St. Valentine refused to renounce his faith and Christianity and was executed outside the Flaminian Gate on February 14, 269. However, other tales of St. Valentine’s life claim he was executed either in the year 269, 270, 273 or 280. Other depictions of St. Valentine’s arrests tell that he secretly married couples so husbands wouldn’t have to go to war. Another variation of the legend of St. Valentine says he refused to sacrifice to pagan gods, was imprisoned and while imprisoned he healed the jailer’s blind daughter. On the day of his execution, he left the girl a note signed, “Your Valentine.”
Pope Julius I is said to have built a church near Ponte Mole in his memory, which for a long time gave name to the gate now called Porta del Popolo, formerly, Porta Valentini.

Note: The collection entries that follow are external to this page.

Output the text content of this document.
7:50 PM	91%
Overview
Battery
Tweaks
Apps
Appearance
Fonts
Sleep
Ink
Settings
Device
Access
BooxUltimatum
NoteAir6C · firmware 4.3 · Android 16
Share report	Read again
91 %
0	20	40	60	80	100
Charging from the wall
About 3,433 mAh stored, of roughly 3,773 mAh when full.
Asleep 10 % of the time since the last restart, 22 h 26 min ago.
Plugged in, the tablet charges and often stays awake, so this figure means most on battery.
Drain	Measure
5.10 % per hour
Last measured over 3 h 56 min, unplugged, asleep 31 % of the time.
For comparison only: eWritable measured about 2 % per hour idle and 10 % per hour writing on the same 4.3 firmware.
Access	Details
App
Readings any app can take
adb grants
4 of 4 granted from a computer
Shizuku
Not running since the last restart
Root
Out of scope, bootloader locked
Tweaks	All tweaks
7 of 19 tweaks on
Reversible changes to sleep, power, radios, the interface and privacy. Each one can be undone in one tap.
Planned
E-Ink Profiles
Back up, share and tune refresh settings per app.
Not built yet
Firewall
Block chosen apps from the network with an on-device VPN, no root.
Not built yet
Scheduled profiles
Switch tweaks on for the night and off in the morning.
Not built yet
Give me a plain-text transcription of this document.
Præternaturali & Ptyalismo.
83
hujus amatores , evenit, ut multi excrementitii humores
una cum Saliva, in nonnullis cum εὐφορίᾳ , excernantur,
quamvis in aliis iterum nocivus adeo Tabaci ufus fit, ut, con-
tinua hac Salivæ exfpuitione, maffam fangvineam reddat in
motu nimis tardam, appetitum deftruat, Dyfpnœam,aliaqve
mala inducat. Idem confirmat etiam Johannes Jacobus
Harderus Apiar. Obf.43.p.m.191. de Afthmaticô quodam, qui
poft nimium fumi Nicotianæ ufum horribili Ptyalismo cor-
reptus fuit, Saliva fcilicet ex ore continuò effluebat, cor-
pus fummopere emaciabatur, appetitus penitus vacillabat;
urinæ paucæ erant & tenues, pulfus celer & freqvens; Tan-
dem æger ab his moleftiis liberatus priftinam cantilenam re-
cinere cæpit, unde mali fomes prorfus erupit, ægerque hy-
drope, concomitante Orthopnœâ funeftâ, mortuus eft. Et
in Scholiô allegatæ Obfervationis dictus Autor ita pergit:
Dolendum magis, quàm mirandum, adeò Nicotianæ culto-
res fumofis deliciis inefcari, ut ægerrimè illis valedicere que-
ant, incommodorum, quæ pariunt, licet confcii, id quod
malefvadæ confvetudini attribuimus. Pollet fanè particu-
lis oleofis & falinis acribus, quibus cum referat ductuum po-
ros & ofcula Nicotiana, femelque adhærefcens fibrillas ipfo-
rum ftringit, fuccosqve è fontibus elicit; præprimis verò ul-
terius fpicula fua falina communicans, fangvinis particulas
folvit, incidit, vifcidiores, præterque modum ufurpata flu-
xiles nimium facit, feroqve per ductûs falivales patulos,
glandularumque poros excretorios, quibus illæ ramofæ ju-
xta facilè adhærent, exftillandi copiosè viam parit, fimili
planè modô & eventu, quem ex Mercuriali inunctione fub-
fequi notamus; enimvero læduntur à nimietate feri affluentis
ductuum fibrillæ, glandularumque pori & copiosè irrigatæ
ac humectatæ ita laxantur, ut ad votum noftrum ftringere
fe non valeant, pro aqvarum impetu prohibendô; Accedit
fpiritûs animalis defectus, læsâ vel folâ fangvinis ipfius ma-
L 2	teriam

The romantic nature of Valentine’s Day may have derived during the Middle Ages, when it was believed that birds paired couples in mid-February. According to English 18th-century antiquarians Alban Butler and Francis Douce, Valentine’s Day was most likely created to overpower the pagan holiday, Lupercalia.
Although the exact origin of the holiday is not widely agreed upon, it is widely recognized as a day for love, devotion and romance.
Whoever he was, Valentine did really exist, because archaeologists have unearthed a Roman catacomb and an ancient church dedicated to St. Valentine. In 496 AD Pope Gelasius marked February 14th as a celebration in honor of his martyrdom.
Relics of St. Valentine can be found all over the world. A flower-crowned skull of St. Valentine can be found in the Basilica of Santa Maria in Cosmedin, Rome. In 1836, other relics were exhumed from the catacombs of Saint Hippolytus on the Via Tiburtina and were identified as Valentine’s. These were transported for a special Mass dedicated to those young and in love.
Fr. John Spratt received a gift from Pope Gregory XVI in 1836 contianing a “small vessel tinged” with St. Valentine’s blood. This gift now stands placed in Whitefriar Street Church in Dublin, Ireland.
Other alleged relics were found in Prague in the Church of St Peter and Paul at Vysehrad; in the parish church of St. Mary’s Assumption in Chelmno Poland; at the reliquary of Roquemaure in France; in the Stephansdom in Vienna; in Balzan in Malta and also in Blessed John Duns Scotus’ church in the Gorbals area of Glasgow, Scotland.
St. Valentine is the Patron Saint of affianced couples, bee keepers, engaged couples, epilepsy, fainting, greetings, happy marriages, love, lovers, plague, travellers, and young people. He is represented in pictures with birds and roses and his feast day is celebrated on February 14.